Re-OCR and/or batch detect for OCR'd files?

wbarnes4393 · June 9, 2022, 2:40pm

I’m trying to get started on organizing my home document digital filing system. I have some scanned pdfs. I think most are already OCR’d, but some may not be. Two questions:

Is there any harm in simply batch re-OCR’ing them all or does OCR’ing a file for a second time wreak any havoc?
Is there a way to batch search a folder to determine quickly which files are and are not OCR’d? Right now, all I know to do is pull up each file individually in a PDF application and try searching for text. Surely a better way? (in tinkering with the trial of DEVONthink Pro, it seems like there is a “PDF+text” attribute that does this, but upon some reflection I don’t think I am taking the DEVONthink plunge for now (simple file/folder management and OCR text search should be sufficient for me for now).

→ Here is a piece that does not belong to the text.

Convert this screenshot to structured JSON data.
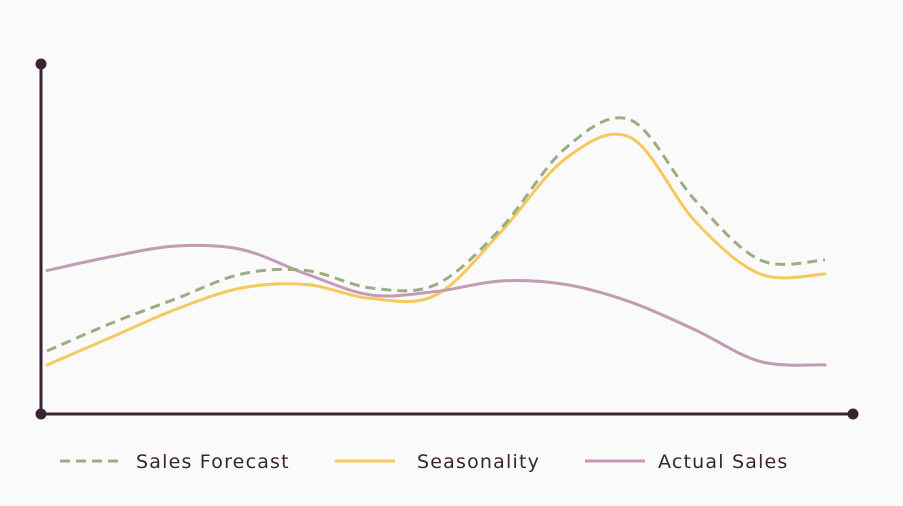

Ulli · June 9, 2022, 3:05pm

I run into the problem, that doing a second (or third…) OCR will decrease the quality of the original PDF, at least with some of the OCR-Apps.

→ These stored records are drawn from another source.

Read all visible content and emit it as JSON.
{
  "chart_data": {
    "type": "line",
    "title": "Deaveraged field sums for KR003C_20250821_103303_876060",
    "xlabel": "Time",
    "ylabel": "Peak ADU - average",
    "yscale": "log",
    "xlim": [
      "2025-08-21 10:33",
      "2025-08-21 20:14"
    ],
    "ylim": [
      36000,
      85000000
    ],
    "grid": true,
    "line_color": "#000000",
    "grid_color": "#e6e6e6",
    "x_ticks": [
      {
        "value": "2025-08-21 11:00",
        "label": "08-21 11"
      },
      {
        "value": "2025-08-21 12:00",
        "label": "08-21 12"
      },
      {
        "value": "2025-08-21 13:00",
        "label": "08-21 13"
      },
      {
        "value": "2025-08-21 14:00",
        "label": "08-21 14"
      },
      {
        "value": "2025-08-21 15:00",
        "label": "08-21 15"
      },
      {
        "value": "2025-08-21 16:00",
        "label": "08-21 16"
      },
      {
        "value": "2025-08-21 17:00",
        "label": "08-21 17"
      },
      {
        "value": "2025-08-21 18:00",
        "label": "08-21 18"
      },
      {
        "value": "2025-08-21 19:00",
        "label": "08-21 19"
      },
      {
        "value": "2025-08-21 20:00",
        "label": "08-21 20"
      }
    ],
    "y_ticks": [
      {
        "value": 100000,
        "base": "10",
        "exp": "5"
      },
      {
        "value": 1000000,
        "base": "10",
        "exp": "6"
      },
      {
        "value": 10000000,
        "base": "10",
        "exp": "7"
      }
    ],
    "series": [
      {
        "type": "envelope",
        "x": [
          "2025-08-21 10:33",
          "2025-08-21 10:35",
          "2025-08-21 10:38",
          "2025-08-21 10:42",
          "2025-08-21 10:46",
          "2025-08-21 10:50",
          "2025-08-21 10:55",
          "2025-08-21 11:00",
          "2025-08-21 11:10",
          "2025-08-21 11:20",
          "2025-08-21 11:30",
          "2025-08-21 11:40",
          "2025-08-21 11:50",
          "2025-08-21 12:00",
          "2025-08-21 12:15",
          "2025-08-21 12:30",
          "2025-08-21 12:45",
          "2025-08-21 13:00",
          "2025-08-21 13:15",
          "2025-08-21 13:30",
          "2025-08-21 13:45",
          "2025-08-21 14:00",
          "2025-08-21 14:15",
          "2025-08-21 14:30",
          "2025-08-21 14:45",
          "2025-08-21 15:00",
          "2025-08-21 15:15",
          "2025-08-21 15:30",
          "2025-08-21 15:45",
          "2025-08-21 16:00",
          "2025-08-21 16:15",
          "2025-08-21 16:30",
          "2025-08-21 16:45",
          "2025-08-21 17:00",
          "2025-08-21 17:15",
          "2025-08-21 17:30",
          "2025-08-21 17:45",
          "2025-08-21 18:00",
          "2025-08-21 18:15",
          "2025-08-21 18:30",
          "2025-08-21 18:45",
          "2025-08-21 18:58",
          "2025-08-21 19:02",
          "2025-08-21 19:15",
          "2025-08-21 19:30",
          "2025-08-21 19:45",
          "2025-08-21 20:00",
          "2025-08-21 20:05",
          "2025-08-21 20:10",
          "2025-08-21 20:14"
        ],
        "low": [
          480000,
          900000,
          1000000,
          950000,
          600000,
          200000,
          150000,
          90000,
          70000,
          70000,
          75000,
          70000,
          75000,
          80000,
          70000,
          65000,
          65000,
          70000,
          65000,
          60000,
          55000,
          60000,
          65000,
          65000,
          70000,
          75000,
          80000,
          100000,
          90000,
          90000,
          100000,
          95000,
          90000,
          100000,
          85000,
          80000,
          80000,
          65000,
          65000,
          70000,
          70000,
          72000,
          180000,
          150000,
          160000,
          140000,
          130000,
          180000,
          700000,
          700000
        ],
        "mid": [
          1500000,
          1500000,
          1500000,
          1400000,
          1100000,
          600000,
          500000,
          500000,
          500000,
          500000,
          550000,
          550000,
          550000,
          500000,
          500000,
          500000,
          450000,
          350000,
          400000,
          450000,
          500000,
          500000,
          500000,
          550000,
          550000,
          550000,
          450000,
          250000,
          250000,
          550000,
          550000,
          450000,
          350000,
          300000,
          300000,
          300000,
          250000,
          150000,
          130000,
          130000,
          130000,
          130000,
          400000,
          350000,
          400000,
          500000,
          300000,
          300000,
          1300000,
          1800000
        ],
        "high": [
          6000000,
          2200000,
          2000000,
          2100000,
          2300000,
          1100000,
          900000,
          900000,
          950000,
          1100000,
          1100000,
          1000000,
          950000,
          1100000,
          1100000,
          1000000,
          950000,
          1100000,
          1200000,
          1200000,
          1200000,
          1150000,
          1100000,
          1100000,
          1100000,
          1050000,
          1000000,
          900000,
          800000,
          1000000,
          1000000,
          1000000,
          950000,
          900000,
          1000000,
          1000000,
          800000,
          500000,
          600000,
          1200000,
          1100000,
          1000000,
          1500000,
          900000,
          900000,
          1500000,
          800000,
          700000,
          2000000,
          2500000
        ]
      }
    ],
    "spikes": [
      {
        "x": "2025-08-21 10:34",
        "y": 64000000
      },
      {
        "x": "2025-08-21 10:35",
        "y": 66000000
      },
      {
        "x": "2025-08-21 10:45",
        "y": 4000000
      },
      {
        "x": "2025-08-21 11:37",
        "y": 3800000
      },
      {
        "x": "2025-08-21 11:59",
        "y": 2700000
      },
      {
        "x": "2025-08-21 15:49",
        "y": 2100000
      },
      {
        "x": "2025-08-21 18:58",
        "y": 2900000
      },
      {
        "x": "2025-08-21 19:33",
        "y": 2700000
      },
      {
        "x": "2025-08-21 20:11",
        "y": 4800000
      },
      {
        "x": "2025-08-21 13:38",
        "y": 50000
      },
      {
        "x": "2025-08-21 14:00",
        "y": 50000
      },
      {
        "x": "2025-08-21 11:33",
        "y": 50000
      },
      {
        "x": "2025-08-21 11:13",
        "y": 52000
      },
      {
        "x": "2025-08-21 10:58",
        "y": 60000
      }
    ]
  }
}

tomalmy · June 9, 2022, 3:11pm

I handle this in Hazel, which inspects all incoming documents. It looks at the contents to determine where to move the PDF. If there is no match, which might be because the PDF has not been OCRed it tries this rule:

Explained: if the file extension is PDF and the file is not tagged “OCRed” and there is no OCRed word in the file, then the file is OCRed (done via an AppleScript), the OCRed tag is added, and all the rules are checked again. The OCRed tag prevents an infinite loop if no other rules are matched.

wbarnes4393 · June 10, 2022, 11:33pm

Thank you so much! I will give this a whirl.